Sinds 1 januari 2015 leidde het ontbreken van dakisolatie tot het toekennen van strafpunten op het technisch verslag bij een conformiteitsonderzoek. De dakisolatieverplichting werd gefaseerd ingevoerd. Vanaf 1 januari 2020 komt een woning met niet-geïsoleerd dak in aanmerking voor een ongeschiktverklaring. Tot einde 2020 betekende dit de toekenning van 15 strafpunten op het technisch verslag. Vanaf 1 januari 2021 is het ontbreken van dakisolatie een gebrek van categorie II. Men maakt wel een onderscheid tussen daken kleiner en daken groter dan 16 m². Ontbrekende dakisolatie bij daken kleiner dan 16 m² geldt als een gebrek categorie I. Aan de gebreken categorie I is eerder een sensibiliserend instrumentarium verbonden.
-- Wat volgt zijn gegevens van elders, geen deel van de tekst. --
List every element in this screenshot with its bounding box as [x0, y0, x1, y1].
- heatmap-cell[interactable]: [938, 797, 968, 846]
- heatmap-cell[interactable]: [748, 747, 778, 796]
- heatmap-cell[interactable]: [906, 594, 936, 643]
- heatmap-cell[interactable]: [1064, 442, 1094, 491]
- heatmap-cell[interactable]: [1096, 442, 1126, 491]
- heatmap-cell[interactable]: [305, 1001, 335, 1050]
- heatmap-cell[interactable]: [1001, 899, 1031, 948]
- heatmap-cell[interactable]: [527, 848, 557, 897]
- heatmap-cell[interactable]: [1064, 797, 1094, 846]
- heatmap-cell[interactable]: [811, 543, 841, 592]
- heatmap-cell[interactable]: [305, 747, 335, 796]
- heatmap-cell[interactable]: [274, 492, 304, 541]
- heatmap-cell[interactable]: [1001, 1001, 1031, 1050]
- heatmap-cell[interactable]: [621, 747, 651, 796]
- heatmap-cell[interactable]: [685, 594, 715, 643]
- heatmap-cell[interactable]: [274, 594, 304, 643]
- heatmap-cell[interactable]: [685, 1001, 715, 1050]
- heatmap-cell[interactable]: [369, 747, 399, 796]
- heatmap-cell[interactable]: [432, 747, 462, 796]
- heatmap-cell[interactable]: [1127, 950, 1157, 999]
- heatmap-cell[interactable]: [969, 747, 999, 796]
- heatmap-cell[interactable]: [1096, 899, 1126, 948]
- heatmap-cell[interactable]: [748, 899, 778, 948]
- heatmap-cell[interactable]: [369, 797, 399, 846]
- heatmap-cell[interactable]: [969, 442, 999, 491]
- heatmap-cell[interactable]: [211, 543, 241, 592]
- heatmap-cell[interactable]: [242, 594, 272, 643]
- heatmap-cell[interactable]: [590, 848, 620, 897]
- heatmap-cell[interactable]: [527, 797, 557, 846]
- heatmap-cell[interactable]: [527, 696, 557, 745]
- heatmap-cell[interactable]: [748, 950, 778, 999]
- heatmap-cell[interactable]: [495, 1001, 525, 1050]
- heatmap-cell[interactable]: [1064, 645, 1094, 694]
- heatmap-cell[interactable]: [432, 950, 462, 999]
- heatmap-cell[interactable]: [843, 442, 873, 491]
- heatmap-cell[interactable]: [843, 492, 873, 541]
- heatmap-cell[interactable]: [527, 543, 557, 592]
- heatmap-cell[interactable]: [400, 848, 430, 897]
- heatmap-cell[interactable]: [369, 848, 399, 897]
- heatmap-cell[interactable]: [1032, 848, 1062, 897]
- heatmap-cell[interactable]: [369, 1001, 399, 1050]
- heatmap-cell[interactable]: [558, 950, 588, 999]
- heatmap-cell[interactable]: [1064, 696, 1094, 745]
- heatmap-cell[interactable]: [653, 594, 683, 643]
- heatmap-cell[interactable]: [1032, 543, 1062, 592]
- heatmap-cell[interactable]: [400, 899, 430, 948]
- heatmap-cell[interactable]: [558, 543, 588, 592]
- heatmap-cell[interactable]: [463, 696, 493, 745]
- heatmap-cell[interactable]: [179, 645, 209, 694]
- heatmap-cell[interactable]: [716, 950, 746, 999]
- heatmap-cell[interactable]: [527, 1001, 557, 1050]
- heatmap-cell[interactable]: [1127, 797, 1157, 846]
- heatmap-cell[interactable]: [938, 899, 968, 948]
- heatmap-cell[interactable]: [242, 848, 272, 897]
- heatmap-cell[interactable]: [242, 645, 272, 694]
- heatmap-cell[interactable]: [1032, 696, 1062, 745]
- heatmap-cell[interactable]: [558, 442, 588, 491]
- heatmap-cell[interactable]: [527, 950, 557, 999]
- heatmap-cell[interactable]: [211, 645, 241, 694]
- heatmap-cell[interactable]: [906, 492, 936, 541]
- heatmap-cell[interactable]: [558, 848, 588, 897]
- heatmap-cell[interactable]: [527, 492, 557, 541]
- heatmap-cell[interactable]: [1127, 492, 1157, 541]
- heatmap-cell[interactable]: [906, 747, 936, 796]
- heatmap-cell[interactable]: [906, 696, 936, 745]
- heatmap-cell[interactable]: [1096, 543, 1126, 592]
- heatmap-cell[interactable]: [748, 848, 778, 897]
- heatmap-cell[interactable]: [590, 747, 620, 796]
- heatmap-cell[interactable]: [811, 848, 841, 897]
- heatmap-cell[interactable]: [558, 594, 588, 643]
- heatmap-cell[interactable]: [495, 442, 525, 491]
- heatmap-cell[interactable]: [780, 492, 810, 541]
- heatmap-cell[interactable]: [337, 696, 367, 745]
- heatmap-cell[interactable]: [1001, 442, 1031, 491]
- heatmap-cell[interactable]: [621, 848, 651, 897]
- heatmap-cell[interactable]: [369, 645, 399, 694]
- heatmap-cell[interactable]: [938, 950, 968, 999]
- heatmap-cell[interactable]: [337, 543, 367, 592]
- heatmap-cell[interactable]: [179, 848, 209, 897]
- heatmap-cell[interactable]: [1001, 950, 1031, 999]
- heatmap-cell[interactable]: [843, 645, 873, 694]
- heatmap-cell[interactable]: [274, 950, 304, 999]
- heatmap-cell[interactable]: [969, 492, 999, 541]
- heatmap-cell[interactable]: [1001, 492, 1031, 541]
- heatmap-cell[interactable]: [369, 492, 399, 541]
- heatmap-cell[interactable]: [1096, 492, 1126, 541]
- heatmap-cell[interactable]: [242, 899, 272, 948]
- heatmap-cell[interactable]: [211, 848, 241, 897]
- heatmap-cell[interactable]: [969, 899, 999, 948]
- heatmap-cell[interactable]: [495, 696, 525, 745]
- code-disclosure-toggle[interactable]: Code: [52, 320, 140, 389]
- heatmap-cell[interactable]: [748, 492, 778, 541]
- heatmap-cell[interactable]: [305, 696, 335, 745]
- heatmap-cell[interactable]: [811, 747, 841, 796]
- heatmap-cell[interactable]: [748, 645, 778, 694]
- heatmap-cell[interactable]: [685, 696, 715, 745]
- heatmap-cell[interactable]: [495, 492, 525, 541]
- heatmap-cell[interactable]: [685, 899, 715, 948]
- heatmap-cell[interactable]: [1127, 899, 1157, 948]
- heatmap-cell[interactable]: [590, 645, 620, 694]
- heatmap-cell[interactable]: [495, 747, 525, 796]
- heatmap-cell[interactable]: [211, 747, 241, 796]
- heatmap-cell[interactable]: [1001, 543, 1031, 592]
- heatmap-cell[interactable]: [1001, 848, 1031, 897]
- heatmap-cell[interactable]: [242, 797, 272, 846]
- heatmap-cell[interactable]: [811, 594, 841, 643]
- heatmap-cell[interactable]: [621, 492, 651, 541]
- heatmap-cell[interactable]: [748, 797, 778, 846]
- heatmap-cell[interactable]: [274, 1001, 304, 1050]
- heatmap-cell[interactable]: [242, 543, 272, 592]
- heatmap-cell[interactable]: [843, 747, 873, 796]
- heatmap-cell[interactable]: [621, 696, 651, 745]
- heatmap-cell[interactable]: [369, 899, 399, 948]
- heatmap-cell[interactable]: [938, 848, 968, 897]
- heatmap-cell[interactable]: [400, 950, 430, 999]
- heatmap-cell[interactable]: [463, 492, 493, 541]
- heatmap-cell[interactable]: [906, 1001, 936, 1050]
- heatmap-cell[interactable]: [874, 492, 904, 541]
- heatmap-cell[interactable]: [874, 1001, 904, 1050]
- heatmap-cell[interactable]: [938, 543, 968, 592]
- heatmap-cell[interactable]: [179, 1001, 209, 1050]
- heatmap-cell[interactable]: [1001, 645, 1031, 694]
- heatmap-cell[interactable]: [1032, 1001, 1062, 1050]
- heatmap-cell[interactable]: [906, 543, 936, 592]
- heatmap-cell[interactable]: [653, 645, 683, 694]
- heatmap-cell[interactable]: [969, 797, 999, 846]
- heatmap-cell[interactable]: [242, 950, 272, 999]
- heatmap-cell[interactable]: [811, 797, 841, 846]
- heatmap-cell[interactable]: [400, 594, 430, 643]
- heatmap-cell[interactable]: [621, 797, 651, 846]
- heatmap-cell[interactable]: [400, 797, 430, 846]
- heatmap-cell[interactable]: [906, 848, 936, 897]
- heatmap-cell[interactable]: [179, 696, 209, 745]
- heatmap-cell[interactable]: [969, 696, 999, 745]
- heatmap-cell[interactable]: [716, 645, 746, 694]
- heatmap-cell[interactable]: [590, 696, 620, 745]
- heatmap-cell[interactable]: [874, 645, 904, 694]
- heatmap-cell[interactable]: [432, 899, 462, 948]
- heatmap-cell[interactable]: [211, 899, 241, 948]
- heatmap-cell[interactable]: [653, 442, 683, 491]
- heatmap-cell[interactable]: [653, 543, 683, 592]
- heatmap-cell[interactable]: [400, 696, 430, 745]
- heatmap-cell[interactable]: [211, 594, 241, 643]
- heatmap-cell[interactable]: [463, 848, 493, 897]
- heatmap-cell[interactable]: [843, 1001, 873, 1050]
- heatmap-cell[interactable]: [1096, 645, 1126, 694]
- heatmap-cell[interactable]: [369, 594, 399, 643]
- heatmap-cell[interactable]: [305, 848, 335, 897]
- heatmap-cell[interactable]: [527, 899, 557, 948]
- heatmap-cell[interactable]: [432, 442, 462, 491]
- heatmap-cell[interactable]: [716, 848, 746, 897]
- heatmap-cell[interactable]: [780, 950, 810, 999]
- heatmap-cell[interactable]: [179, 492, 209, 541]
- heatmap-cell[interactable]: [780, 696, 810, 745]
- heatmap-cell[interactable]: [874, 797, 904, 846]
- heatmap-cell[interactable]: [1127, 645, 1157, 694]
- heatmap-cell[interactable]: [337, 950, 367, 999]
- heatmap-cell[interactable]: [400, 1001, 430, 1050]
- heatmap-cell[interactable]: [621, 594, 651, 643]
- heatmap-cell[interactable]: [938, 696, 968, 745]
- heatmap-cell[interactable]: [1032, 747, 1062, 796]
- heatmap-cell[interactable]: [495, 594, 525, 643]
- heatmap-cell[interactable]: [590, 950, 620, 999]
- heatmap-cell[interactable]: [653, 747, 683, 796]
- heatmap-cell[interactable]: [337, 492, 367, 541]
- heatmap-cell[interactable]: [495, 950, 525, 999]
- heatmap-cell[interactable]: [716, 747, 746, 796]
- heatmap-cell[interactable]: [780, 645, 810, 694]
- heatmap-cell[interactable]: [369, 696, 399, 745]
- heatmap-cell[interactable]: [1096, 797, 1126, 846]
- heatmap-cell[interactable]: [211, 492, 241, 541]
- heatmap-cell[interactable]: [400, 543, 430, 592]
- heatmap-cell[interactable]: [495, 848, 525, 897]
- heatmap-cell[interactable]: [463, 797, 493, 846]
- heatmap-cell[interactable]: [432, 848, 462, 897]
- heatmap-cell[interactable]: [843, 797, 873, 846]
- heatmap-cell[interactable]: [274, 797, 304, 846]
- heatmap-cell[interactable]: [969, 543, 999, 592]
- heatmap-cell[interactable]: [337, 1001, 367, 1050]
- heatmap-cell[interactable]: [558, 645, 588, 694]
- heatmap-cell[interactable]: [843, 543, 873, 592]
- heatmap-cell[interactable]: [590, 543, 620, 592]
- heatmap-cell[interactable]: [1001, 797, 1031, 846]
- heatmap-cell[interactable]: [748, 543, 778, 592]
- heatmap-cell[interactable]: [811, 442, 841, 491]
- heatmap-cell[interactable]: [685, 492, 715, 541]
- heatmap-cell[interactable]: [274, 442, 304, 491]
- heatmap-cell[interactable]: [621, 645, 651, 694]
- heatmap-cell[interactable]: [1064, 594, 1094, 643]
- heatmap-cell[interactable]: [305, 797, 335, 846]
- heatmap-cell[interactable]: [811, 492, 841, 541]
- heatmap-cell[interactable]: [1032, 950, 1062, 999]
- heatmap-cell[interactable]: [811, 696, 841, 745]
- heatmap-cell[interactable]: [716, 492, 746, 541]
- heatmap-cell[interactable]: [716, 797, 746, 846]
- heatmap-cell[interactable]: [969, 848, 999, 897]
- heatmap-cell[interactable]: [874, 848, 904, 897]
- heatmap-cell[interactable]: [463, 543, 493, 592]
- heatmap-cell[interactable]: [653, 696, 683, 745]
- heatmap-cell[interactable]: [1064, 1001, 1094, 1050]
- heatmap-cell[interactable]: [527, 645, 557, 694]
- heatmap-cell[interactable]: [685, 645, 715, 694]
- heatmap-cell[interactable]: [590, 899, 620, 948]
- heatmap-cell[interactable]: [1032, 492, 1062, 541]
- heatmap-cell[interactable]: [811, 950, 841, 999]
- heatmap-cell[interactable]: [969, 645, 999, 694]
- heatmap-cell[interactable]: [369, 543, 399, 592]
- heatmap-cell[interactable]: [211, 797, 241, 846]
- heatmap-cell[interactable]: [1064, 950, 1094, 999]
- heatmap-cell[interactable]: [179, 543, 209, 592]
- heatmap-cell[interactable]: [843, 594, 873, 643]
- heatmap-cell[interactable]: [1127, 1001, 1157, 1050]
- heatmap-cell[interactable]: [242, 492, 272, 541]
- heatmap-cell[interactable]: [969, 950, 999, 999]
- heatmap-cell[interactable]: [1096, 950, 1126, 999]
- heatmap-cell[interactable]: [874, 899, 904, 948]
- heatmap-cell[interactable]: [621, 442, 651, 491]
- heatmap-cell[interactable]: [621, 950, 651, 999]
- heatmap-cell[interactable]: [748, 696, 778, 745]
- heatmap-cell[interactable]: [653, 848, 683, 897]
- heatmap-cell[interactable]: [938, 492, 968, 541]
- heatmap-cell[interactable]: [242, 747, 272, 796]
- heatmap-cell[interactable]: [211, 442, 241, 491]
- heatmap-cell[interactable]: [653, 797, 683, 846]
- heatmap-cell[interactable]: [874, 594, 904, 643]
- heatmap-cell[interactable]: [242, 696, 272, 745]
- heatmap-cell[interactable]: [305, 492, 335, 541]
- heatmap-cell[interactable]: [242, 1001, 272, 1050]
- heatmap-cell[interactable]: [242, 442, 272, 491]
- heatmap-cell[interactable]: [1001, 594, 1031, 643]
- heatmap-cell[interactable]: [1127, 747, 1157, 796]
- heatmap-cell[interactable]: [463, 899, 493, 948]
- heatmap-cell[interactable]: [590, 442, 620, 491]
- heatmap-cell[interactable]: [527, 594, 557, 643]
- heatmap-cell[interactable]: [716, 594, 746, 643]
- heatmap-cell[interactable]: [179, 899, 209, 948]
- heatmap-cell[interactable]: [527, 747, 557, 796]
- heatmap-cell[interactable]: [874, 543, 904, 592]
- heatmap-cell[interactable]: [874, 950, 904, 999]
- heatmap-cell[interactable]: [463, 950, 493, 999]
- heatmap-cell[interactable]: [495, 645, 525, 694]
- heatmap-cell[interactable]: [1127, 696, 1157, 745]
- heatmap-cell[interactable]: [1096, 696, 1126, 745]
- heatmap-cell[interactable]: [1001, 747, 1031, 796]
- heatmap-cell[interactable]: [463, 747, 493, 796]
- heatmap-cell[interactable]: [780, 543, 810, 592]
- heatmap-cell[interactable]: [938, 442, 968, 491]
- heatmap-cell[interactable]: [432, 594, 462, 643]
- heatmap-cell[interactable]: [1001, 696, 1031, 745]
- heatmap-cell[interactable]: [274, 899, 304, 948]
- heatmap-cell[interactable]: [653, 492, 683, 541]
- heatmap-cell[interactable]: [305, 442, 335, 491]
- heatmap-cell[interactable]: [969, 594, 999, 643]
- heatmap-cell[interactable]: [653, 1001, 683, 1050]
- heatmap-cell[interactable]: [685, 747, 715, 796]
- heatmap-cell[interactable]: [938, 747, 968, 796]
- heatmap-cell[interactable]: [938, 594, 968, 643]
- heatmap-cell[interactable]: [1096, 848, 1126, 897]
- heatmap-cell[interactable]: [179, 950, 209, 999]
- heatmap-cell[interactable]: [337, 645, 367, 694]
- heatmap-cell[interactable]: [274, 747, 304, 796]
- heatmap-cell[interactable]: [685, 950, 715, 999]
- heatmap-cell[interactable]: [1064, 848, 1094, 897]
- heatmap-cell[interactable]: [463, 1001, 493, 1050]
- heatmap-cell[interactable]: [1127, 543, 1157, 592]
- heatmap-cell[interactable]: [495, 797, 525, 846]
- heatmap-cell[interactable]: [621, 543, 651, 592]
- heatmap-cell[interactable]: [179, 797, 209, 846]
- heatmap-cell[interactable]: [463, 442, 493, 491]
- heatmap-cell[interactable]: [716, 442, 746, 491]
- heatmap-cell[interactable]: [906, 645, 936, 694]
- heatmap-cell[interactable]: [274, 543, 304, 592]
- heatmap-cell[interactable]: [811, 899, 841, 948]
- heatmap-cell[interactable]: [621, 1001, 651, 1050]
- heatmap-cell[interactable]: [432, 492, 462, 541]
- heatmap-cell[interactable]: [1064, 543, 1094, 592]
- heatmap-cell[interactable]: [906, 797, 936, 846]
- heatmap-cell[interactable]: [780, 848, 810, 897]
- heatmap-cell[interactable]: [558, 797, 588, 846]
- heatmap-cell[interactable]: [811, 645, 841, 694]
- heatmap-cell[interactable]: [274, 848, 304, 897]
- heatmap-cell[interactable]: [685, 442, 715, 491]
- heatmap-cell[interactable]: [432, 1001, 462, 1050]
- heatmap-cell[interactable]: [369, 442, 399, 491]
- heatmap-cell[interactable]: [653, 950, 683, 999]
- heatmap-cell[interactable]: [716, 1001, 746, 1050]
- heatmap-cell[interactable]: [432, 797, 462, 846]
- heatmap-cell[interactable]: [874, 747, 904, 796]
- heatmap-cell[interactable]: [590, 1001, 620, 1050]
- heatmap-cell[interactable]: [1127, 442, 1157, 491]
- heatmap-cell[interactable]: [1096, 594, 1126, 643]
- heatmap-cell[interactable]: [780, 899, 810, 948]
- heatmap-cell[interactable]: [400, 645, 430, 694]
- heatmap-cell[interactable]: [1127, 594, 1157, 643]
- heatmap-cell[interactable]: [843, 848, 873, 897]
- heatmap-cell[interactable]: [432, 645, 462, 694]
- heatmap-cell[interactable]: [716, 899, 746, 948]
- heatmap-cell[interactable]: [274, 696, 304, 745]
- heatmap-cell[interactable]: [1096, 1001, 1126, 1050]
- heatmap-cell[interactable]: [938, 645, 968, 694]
PeriodeDaken* kleiner dan 16 m²Daken* vanaf 16 m²
1-01/-015 t.e.m. 31-12-20171 strafpunt3 strafpunten
1-01-2018 t.e.m. 31-12-20193 strafpunten9 strafpunten
Vanaf 1-01-20209 strafpunten15 strafpunten
Vanaf 1-01-2021gebrek cat Igebrek cat II

*met R-waarde lager dan 0,75 m²K/W

Wijzigingen vanaf 1 januari 2020

Vanaf 1 januari 2020 kan men ook aan de dakisolatienorm voldoen als de energiescore van de woning, vastgesteld in een EPC, lager ligt dan de grenswaarde die de Vlaamse regering heeft vastgesteld.

Deze grenswaarden zijn:

  • 600 kWh/m² voor een open bebouwing
  • 550 kWh/m² voor een halfopen bebouwing
  • 450 kWh/m² voor een gesloten bebouwing
  • 400 kWh/m² voor een appartement.

Wijzigingen vanaf 1 januari 2021

De drie modellen van technische verslagen werden aangepast aan de drie nieuwe categorieën van gebreken in de Vlaamse Wooncode. Vanaf 1 januari 2021 zijn de nieuwe technische verslagen van kracht. Die overstap resulteert in een aantal bijkomende wijzigingen:

  • Het ontbreken van (voldoende) dakisolatie wordt beoordeeld op het niveau van de woning en niet meer op het niveau van het gebouw. Het ontbreken van dakisolatie resulteert niet meer automatisch in een gebrek voor alle appartementen/studio’s in het gebouw. Als de energiescore van de woning voldoet, is er geen quotering voor de woning in kwestie.
  • De eigenaar zal zelf moeten aantonen dat hij voldoet aan de dakisolatienorm. Hij kan dit doen door een EPC (energieprestatiecertificaat) voor te leggen met een voldoende energiescore of door aan te tonen dat er dakisolatie aanwezig is. Die wijziging vloeit voort uit het feit dat de woningcontroleur geen destructief onderzoek mag uitvoeren en zich alleen kan beroepen op visuele vaststellingen.

Controle

De woningcontroleur gaat na of er voor de woning een EPC beschikbaar is (door een rechtstreekse controle op de EPC-databank van de Vlaamse overheid of navraag bij het Vlaams Energie- en Klimaatagentschap (VEKA) en kijkt naar de algemene energiescore en de informatie over dakisolatie in het EPC. Hij vinkt geen gebrek bij dakisolatie aan als:

  • de algemene energiescore in het EPC lager is dan de door de Vlaamse regering vastgestelde grenswaarde (bijvoorbeeld een appartement met een energiescore van 400 kWh/m²)
  • het EPC een feitelijk vastgestelde R-waarde vermeldt van minimum 0,75 m² K/W en de R-waarde geen default-waarde is.

Bij gebrek aan een EPC, een te hoge energiescore van de woning, ontbrekende info over dakisolatie of te lage R-waarde op het EPC, gaat de woningcontroleur over tot visuele vaststelling. Hij vinkt het gebrek bij dakisolatie aan als hij vaststelt dat dakisolatie ontbreekt.

Als het niet mogelijk is om ter plaatse visueel vast te stellen dat er dakisolatie is, moet de eigenaar de aanwezigheid van dakisolatie aantonen of alsnog een EPC laten opmaken en dat voorleggen.